All New Yorkers are now advised to cover their mouth and nose when in public to prevent potential transmission of the new coronavirus, Mayor Bill de Blasio said Thursday, regardless of whether or not they have symptoms of the virus.



Recent studies have shown asymptomatic people may be significantly contributing to the spread of COVID-19 and some health officials believe wearing masks could in fact decrease the spread.

Citing such studies, the city is recommending New Yorkers use homemade material — such as a scarf, bandanna, or piece of clothing — to cover their mouth and face.

“When you put on that face covering, you’re protecting everyone else,” de Blasio said.

De Blasio stressed that New Yorkers should not use medical-grade masks — such as surgical masks and N95 masks, which need to be saved for health care professionals and other first responders on the front line of the pandemic. Citing the finite number of masks, the mayor said Wednesday that the city needs more than 5 million masks.

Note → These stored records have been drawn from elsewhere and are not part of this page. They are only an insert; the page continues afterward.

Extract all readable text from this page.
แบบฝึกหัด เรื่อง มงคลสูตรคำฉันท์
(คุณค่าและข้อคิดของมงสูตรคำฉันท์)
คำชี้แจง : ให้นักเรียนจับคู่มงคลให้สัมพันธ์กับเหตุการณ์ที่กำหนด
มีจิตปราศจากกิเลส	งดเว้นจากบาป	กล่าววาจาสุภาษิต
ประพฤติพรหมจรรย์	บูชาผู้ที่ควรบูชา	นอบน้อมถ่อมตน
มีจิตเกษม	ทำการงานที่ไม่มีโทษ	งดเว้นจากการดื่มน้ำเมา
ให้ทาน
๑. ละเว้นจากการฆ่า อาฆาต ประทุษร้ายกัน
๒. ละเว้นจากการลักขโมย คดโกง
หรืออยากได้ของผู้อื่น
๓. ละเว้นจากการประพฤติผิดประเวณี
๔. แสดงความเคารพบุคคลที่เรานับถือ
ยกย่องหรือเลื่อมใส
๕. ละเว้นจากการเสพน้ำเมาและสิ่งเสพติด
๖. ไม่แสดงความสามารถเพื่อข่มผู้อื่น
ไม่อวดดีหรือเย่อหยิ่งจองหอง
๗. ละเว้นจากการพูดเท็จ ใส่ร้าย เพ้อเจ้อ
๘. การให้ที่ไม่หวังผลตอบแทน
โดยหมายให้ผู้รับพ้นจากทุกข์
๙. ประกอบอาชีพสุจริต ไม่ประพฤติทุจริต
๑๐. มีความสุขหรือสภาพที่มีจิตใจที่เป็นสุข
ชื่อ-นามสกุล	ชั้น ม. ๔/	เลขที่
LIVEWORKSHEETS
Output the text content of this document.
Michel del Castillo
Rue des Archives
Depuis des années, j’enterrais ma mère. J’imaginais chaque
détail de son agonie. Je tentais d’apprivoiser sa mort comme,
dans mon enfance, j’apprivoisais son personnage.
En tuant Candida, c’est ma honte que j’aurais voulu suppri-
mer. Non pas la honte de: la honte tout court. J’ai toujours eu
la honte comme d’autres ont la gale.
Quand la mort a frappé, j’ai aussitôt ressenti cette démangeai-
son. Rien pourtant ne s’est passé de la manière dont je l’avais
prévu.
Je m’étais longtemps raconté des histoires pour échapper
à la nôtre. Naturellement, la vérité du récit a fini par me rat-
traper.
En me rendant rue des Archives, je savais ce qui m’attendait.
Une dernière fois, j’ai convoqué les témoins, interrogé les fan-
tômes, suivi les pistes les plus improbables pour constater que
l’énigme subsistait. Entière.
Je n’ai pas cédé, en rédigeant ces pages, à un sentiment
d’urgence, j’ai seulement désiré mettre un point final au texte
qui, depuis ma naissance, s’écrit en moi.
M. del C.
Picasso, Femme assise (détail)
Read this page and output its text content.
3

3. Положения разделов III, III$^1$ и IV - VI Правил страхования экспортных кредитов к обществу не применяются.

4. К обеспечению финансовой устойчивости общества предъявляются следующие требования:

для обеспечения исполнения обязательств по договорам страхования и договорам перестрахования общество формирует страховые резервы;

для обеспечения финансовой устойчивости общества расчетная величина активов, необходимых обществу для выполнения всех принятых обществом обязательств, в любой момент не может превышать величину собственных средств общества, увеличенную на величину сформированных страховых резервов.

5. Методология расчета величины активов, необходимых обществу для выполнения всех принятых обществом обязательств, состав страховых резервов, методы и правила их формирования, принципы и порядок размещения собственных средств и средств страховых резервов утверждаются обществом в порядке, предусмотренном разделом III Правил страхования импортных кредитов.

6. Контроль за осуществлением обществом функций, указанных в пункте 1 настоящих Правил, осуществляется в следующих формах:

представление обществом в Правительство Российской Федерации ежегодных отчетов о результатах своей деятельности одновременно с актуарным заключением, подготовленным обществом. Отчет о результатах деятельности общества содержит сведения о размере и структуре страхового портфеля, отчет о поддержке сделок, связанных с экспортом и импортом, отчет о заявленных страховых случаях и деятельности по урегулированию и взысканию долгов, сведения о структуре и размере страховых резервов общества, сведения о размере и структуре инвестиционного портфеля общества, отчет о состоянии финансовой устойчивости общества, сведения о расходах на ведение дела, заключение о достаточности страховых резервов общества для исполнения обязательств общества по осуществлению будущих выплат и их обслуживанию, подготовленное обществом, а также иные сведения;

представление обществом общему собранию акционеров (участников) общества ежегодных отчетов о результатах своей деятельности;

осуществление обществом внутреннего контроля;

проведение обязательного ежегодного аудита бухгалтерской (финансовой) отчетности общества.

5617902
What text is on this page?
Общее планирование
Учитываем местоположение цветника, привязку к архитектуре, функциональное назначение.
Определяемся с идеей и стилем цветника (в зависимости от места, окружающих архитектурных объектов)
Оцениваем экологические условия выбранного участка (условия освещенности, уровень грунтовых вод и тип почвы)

“You don’t need something a first responder or a health care worker needs,” de Blasio said at his daily coronavirus briefing.

Face coverings should not replace social distancing, de Blasio said, advising New Yorkers to keep at least six feet apart when in public, do not gather in crowds, and stay at home with some exceptions, such as to get groceries, food, or medicine. Face coverings are also not substitutes for people frequently washing their hands and using hand sanitizer.

New Yorker are also advised to not share their face coverings. An individual should use them for a day, and then hand wash them in soap and water and let them dry. New York City Health Commissioner Dr. Oxiris Barbot said New Yorkers should have more than one face covering.

As long as they do not get wet, paper masks are acceptable to use, Barbot said.


Barbot said face coverings will help remind New Yorkers about the need to socially distance and to take other precautions as the city continues to grapple with the coronavirus crisis.

“Face coverings are intended to do two things: for individuals who may be at the beginning of an illness and don’t yet know it, so they’re pre-symptomatic, ensures that they don’t transmit infection to other people when they have to go out for essential activities,” Barbot said. “The other thing these face coverings do, again if someone has to go outside, I want them to be a reminder for anyone that they might come into contact with to keep the distance of 6 feet.”

The new directive comes as federal health officials consider changing facial covering guidance,  which so far had stressed masks should only be worn by those who are sick or working in health care. Up until Thursday, the city had told New Yorkers to follow that guidance.

The mayor said he did not envision the city later fining New Yorkers for going outside without covering their face.

The city says children should wear face coverings when outside as well.

De Blasio’s order comes a day after Los Angeles Mayor Eric Garcetti issued a similar order in the nation’s second largest city.​

The MTA and the union union representing subway and bus workers on Thursday told commuters to cover their mouths while riding mass transit.


Citywide, as of Thursday, there were 51,809 confirmed cases of COVID-19, the state said. 1,562 people have died in New York City, as of 5 p.m. Thursday, according to the city.

Thursday morning, Gov. Andrew Cuomo reported 92,381 confirmed coronavirus cases and 2,373 deaths in New York state. That number was reported before the city’s death total increased to 1,562.

A week ago, New York City's confirmed case total was 23,112. A week before that: 3,615.

A week ago, New York City's confirmed coronavirus death count was 365. A week before that: 26.

The borough-by-borough breakdown, with some fluctuation in the numbers:

  • Queens: 16,819 confirmed cases
  • Brooklyn: 13,290
  • The Bronx: 9,343
  • Manhattan: 7,398
  • Staten Island: 2,822

The numbers of cases are expected to only increase exponentially over the coming weeks and months as more tests are conducted.

13,383 people in the state are hospitalized with the virus, Cuomo said Thursday morning, and 7,434 patients have been discharged.